不意打ちがありそうな場所は警戒し、実体化したキュルリンが先行する。そんな軍隊のような、用心深すぎるような行群を達成し、
「――柳川先生? 今は第三訓練場でしょう?」
序列決定戦中保健室に割り当てられた教員が、当然のことのように聞くが否や、響は回れ右した。
これで罠は決定した。あとはそれを乗り越えれば響の勝ちだ。
行き以上に周囲を警戒して行群――。
「――あれ?」
最大の警戒をもっての往復だったからなのか、隼人は姿を現すことはなかった。
拍子抜けした思いで呟き、宙に浮くキュルリンと顔を見合わせる。キュルリンも響同様、予想外の事態に戸惑っているようだ。

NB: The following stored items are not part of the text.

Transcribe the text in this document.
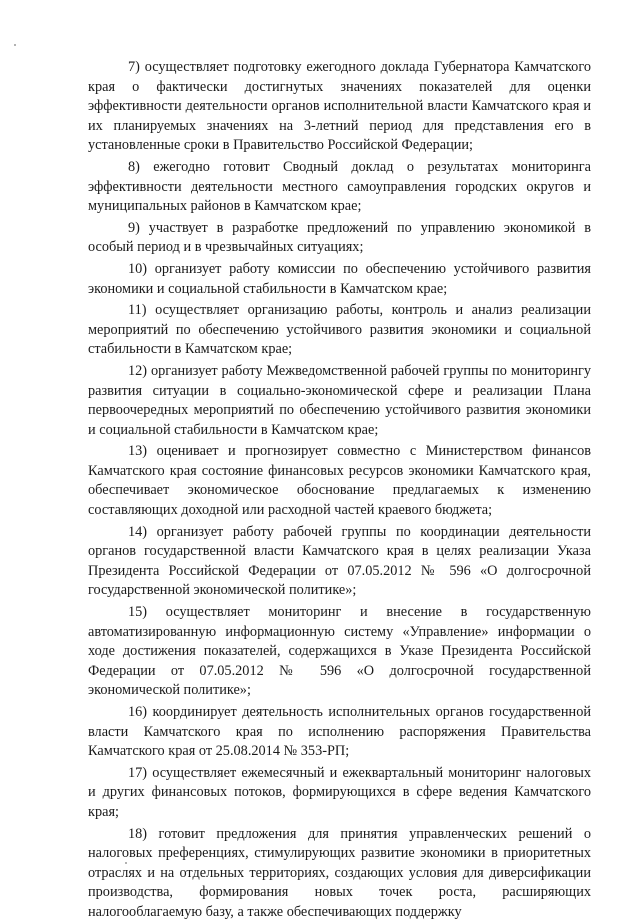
7) осуществляет подготовку ежегодного доклада Губернатора Камчатского края о фактически достигнутых значениях показателей для оценки эффективности деятельности органов исполнительной власти Камчатского края и их планируемых значениях на 3-летний период для представления его в установленные сроки в Правительство Российской Федерации;

8) ежегодно готовит Сводный доклад о результатах мониторинга эффективности деятельности местного самоуправления городских округов и муниципальных районов в Камчатском крае;

9) участвует в разработке предложений по управлению экономикой в особый период и в чрезвычайных ситуациях;

10) организует работу комиссии по обеспечению устойчивого развития экономики и социальной стабильности в Камчатском крае;

11) осуществляет организацию работы, контроль и анализ реализации мероприятий по обеспечению устойчивого развития экономики и социальной стабильности в Камчатском крае;

12) организует работу Межведомственной рабочей группы по мониторингу развития ситуации в социально-экономической сфере и реализации Плана первоочередных мероприятий по обеспечению устойчивого развития экономики и социальной стабильности в Камчатском крае;

13) оценивает и прогнозирует совместно с Министерством финансов Камчатского края состояние финансовых ресурсов экономики Камчатского края, обеспечивает экономическое обоснование предлагаемых к изменению составляющих доходной или расходной частей краевого бюджета;

14) организует работу рабочей группы по координации деятельности органов государственной власти Камчатского края в целях реализации Указа Президента Российской Федерации от 07.05.2012 № 596 «О долгосрочной государственной экономической политике»;

15) осуществляет мониторинг и внесение в государственную автоматизированную информационную систему «Управление» информации о ходе достижения показателей, содержащихся в Указе Президента Российской Федерации от 07.05.2012 № 596 «О долгосрочной государственной экономической политике»;

16) координирует деятельность исполнительных органов государственной власти Камчатского края по исполнению распоряжения Правительства Камчатского края от 25.08.2014 № 353-РП;

17) осуществляет ежемесячный и ежеквартальный мониторинг налоговых и других финансовых потоков, формирующихся в сфере ведения Камчатского края;

18) готовит предложения для принятия управленческих решений о налоговых преференциях, стимулирующих развитие экономики в приоритетных отраслях и на отдельных территориях, создающих условия для диверсификации производства, формирования новых точек роста, расширяющих налогооблагаемую базу, а также обеспечивающих поддержку
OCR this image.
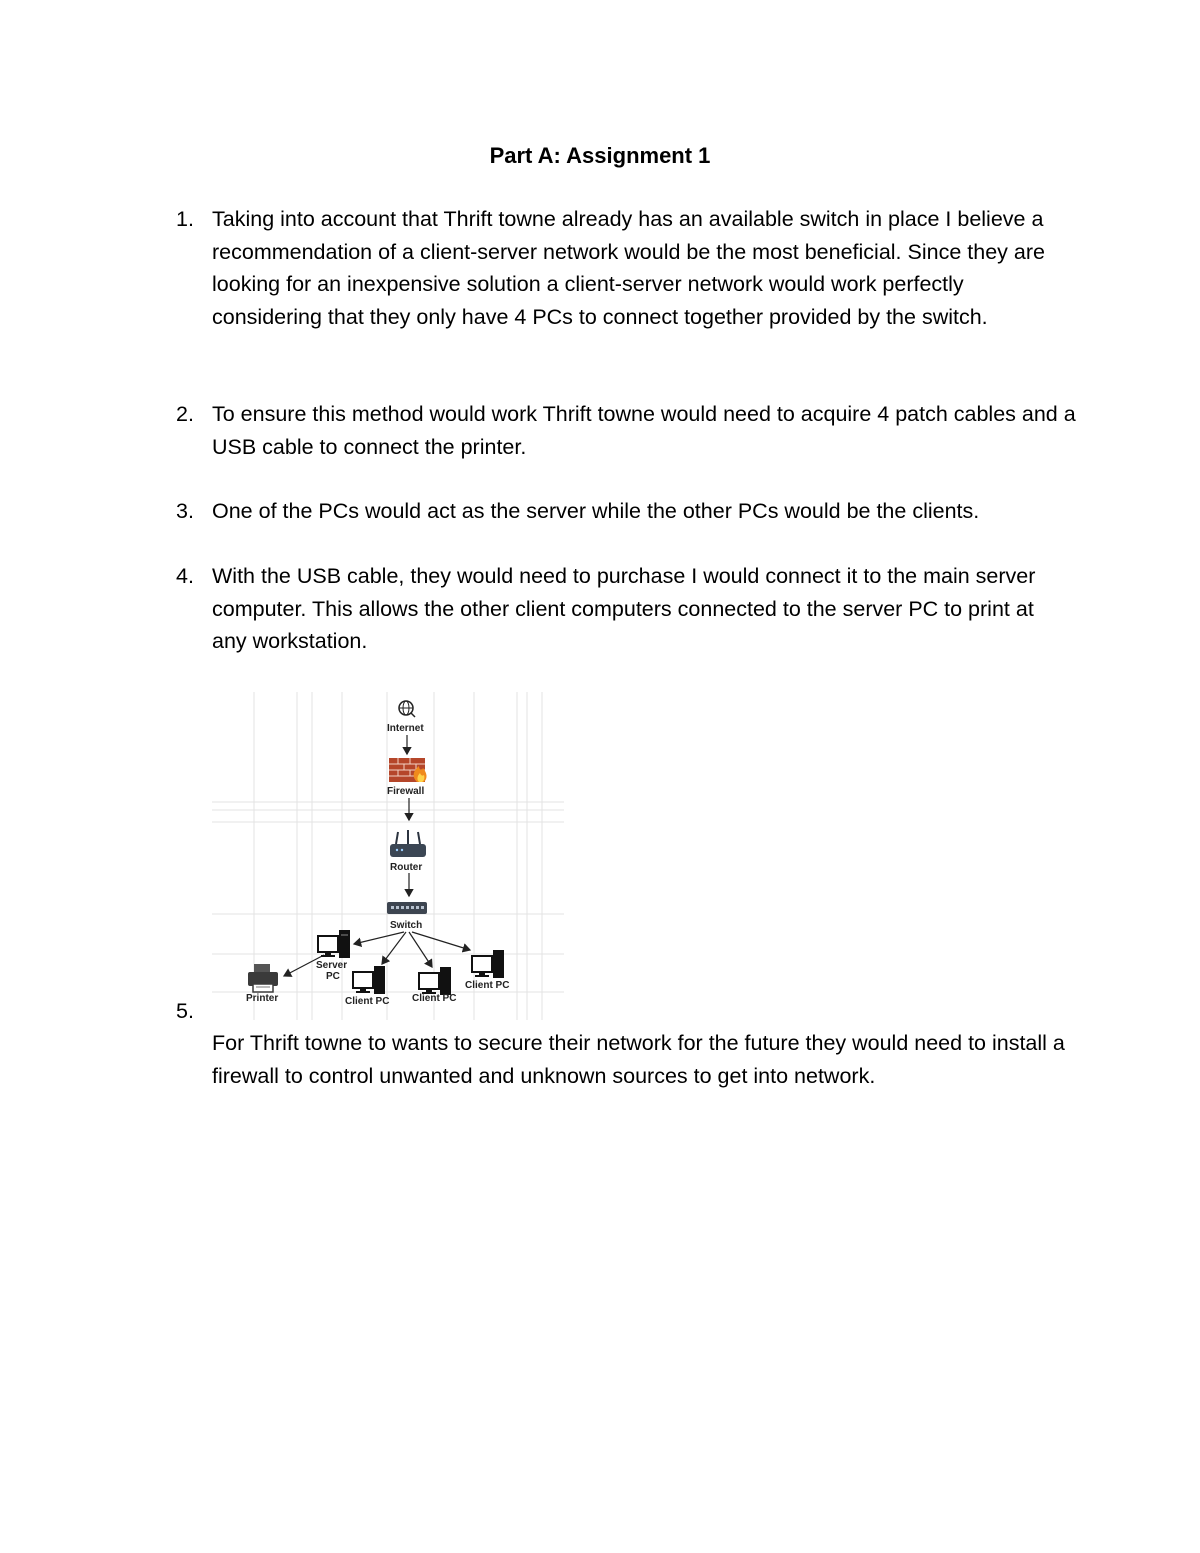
Part A: Assignment 1
1. Taking into account that Thrift towne already has an available switch in place I believe a recommendation of a client-server network would be the most beneficial. Since they are looking for an inexpensive solution a client-server network would work perfectly considering that they only have 4 PCs to connect together provided by the switch.
2. To ensure this method would work Thrift towne would need to acquire 4 patch cables and a USB cable to connect the printer.
3. One of the PCs would act as the server while the other PCs would be the clients.
4. With the USB cable, they would need to purchase I would connect it to the main server computer. This allows the other client computers connected to the server PC to print at any workstation.
Internet
Firewall
Router
Switch
Server
PC
Printer	Client PC Client PC
Client PC
5.
For Thrift towne to wants to secure their network for the future they would need to install a firewall to control unwanted and unknown sources to get into network.
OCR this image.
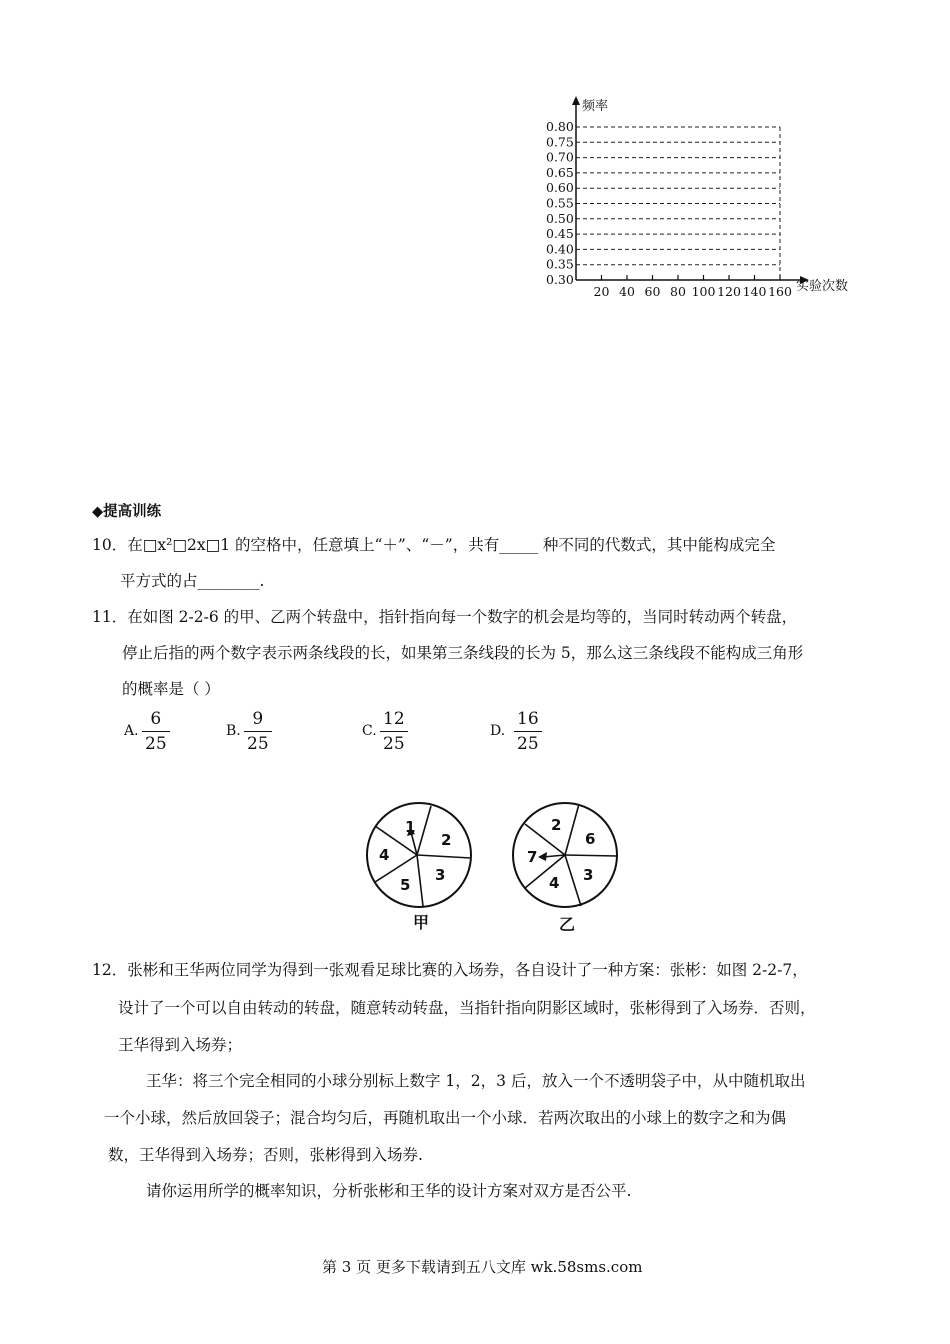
0.80
0.75
0.70
0.65
0.60
0.55
0.50
0.45
0.40
0.35
0.30
20 40 60 80 100 120 140 160
频率
实验次数
◆提高训练
10．在□x²□2x□1 的空格中，任意填上“＋”、“－”，共有_____ 种不同的代数式，其中能构成完全
平方式的占________.
11．在如图 2-2-6 的甲、乙两个转盘中，指针指向每一个数字的机会是均等的，当同时转动两个转盘，
停止后指的两个数字表示两条线段的长，如果第三条线段的长为 5，那么这三条线段不能构成三角形
的概率是（ ）
A.
6
25
B.
9
25
C.
12
25
D.
16
25
1
2
3
5
4
甲
2
6
3
4
7
乙
12．张彬和王华两位同学为得到一张观看足球比赛的入场券，各自设计了一种方案：张彬：如图 2-2-7，
设计了一个可以自由转动的转盘，随意转动转盘，当指针指向阴影区域时，张彬得到了入场券．否则，
王华得到入场券；
王华：将三个完全相同的小球分别标上数字 1，2，3 后，放入一个不透明袋子中，从中随机取出
一个小球，然后放回袋子；混合均匀后，再随机取出一个小球．若两次取出的小球上的数字之和为偶
数，王华得到入场券；否则，张彬得到入场券.
请你运用所学的概率知识，分析张彬和王华的设计方案对双方是否公平.
第 3 页 更多下载请到五八文库 wk.58sms.com
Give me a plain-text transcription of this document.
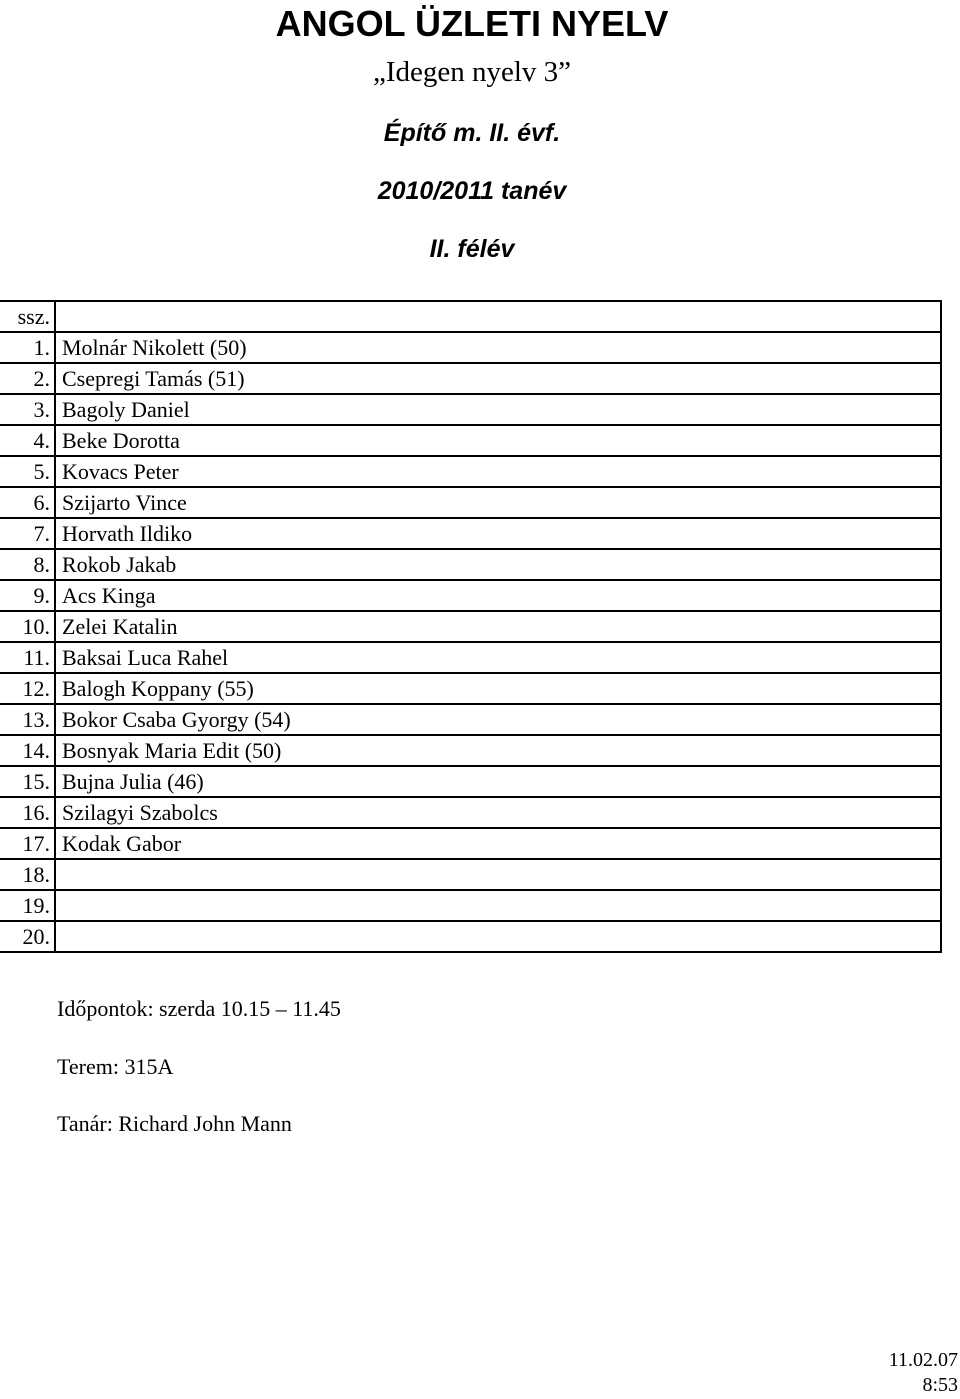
ANGOL ÜZLETI NYELV
„Idegen nyelv 3”
Építő m. II. évf.
2010/2011 tanév
II. félév
ssz.	
1.	Molnár Nikolett (50)
2.	Csepregi Tamás (51)
3.	Bagoly Daniel
4.	Beke Dorotta
5.	Kovacs Peter
6.	Szijarto Vince
7.	Horvath Ildiko
8.	Rokob Jakab
9.	Acs Kinga
10.	Zelei Katalin
11.	Baksai Luca Rahel
12.	Balogh Koppany (55)
13.	Bokor Csaba Gyorgy (54)
14.	Bosnyak Maria Edit (50)
15.	Bujna Julia (46)
16.	Szilagyi Szabolcs
17.	Kodak Gabor
18.	
19.	
20.	
Időpontok: szerda 10.15 – 11.45
Terem: 315A
Tanár: Richard John Mann
11.02.07
8:53
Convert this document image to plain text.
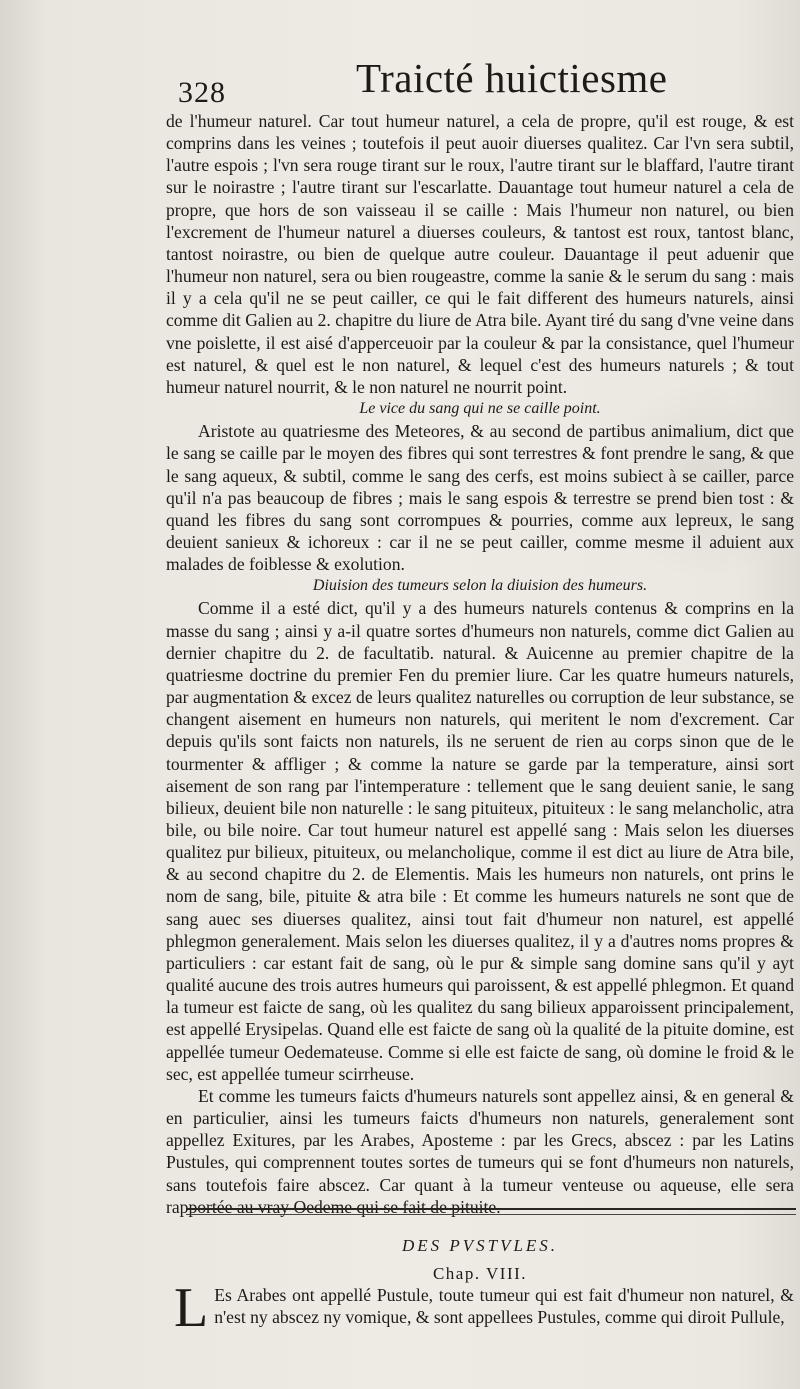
328	Traicté huictiesme

de l'humeur naturel. Car tout humeur naturel, a cela de propre, qu'il est rouge, & est comprins dans les veines ; toutefois il peut auoir diuerses qualitez. Car l'vn sera subtil, l'autre espois ; l'vn sera rouge tirant sur le roux, l'autre tirant sur le blaffard, l'autre tirant sur le noirastre ; l'autre tirant sur l'escarlatte. Dauantage tout humeur naturel a cela de propre, que hors de son vaisseau il se caille : Mais l'humeur non naturel, ou bien l'excrement de l'humeur naturel a diuerses couleurs, & tantost est roux, tantost blanc, tantost noirastre, ou bien de quelque autre couleur. Dauantage il peut aduenir que l'humeur non naturel, sera ou bien rougeastre, comme la sanie & le serum du sang : mais il y a cela qu'il ne se peut cailler, ce qui le fait different des humeurs naturels, ainsi comme dit Galien au 2. chapitre du liure de Atra bile. Ayant tiré du sang d'vne veine dans vne poislette, il est aisé d'apperceuoir par la couleur & par la consistance, quel l'humeur est naturel, & quel est le non naturel, & lequel c'est des humeurs naturels ; & tout humeur naturel nourrit, & le non naturel ne nourrit point.

Le vice du sang qui ne se caille point.

Aristote au quatriesme des Meteores, & au second de partibus animalium, dict que le sang se caille par le moyen des fibres qui sont terrestres & font prendre le sang, & que le sang aqueux, & subtil, comme le sang des cerfs, est moins subiect à se cailler, parce qu'il n'a pas beaucoup de fibres ; mais le sang espois & terrestre se prend bien tost : & quand les fibres du sang sont corrompues & pourries, comme aux lepreux, le sang deuient sanieux & ichoreux : car il ne se peut cailler, comme mesme il aduient aux malades de foiblesse & exolution.

Diuision des tumeurs selon la diuision des humeurs.

Comme il a esté dict, qu'il y a des humeurs naturels contenus & comprins en la masse du sang ; ainsi y a-il quatre sortes d'humeurs non naturels, comme dict Galien au dernier chapitre du 2. de facultatib. natural. & Auicenne au premier chapitre de la quatriesme doctrine du premier Fen du premier liure. Car les quatre humeurs naturels, par augmentation & excez de leurs qualitez naturelles ou corruption de leur substance, se changent aisement en humeurs non naturels, qui meritent le nom d'excrement. Car depuis qu'ils sont faicts non naturels, ils ne seruent de rien au corps sinon que de le tourmenter & affliger ; & comme la nature se garde par la temperature, ainsi sort aisement de son rang par l'intemperature : tellement que le sang deuient sanie, le sang bilieux, deuient bile non naturelle : le sang pituiteux, pituiteux : le sang melancholic, atra bile, ou bile noire. Car tout humeur naturel est appellé sang : Mais selon les diuerses qualitez pur bilieux, pituiteux, ou melancholique, comme il est dict au liure de Atra bile, & au second chapitre du 2. de Elementis. Mais les humeurs non naturels, ont prins le nom de sang, bile, pituite & atra bile : Et comme les humeurs naturels ne sont que de sang auec ses diuerses qualitez, ainsi tout fait d'humeur non naturel, est appellé phlegmon generalement. Mais selon les diuerses qualitez, il y a d'autres noms propres & particuliers : car estant fait de sang, où le pur & simple sang domine sans qu'il y ayt qualité aucune des trois autres humeurs qui paroissent, & est appellé phlegmon. Et quand la tumeur est faicte de sang, où les qualitez du sang bilieux apparoissent principalement, est appellé Erysipelas. Quand elle est faicte de sang où la qualité de la pituite domine, est appellée tumeur Oedemateuse. Comme si elle est faicte de sang, où domine le froid & le sec, est appellée tumeur scirrheuse.

Et comme les tumeurs faicts d'humeurs naturels sont appellez ainsi, & en general & en particulier, ainsi les tumeurs faicts d'humeurs non naturels, generalement sont appellez Exitures, par les Arabes, Aposteme : par les Grecs, abscez : par les Latins Pustules, qui comprennent toutes sortes de tumeurs qui se font d'humeurs non naturels, sans toutefois faire abscez. Car quant à la tumeur venteuse ou aqueuse, elle sera rapportée au vray Oedeme qui se fait de pituite.

DES PVSTVLES.
Chap. VIII.
L Es Arabes ont appellé Pustule, toute tumeur qui est fait d'humeur non naturel, & n'est ny abscez ny vomique, & sont appellees Pustules, comme qui diroit Pullule,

だが、時間は響たちの事情を鑑みないで過ぎていく。響の試合まであと一試合。すぐに準備しなければならない。
急ぐ響は控え室の前まで来ると、そのまま無警戒に開け放つ――ようなことはせず、最後まで警戒心を持った上で開け放った。やはり何もない。
何もないに越したことはなかったのだが、これだけ警戒した以上、何かあってくれなければつり合いが取れないと思うのは人情。とはいえ安堵する気持ちも本物で、これでようやく試合に全霊を注ぐことができる。
瑠璃は嘘を言ったのだろうか。だとしたら何故こうも意味のない嘘を。
あっけらかんとした表情で、面白そうだからと返ってきそうだ。
そんな思考に脳を使って中に入り、はたと気づく。控え室内に満ちる臭い――異臭に。
それが普段から嗅ぎなれてきた臭いだと気づき、響は顔をしかめる。――何故ここで。
だが、そう緩慢に動く脳に反して、心はこの事態がどういうことなのか瞬間的に把握できている。
もう一歩踏み出し、部屋の全体が視界に入ったと同時、響は想像が正しかったことを認識した。
控え室に満ちる臭いの正体。独特な焦げ臭さ。
焦げ臭さ、すなわち火――火魔術。
その発生源である、響の荷物が収納されていたロッカーは力づくでこじ開けられ、炭のついた扉がプスプスと音を立てていた。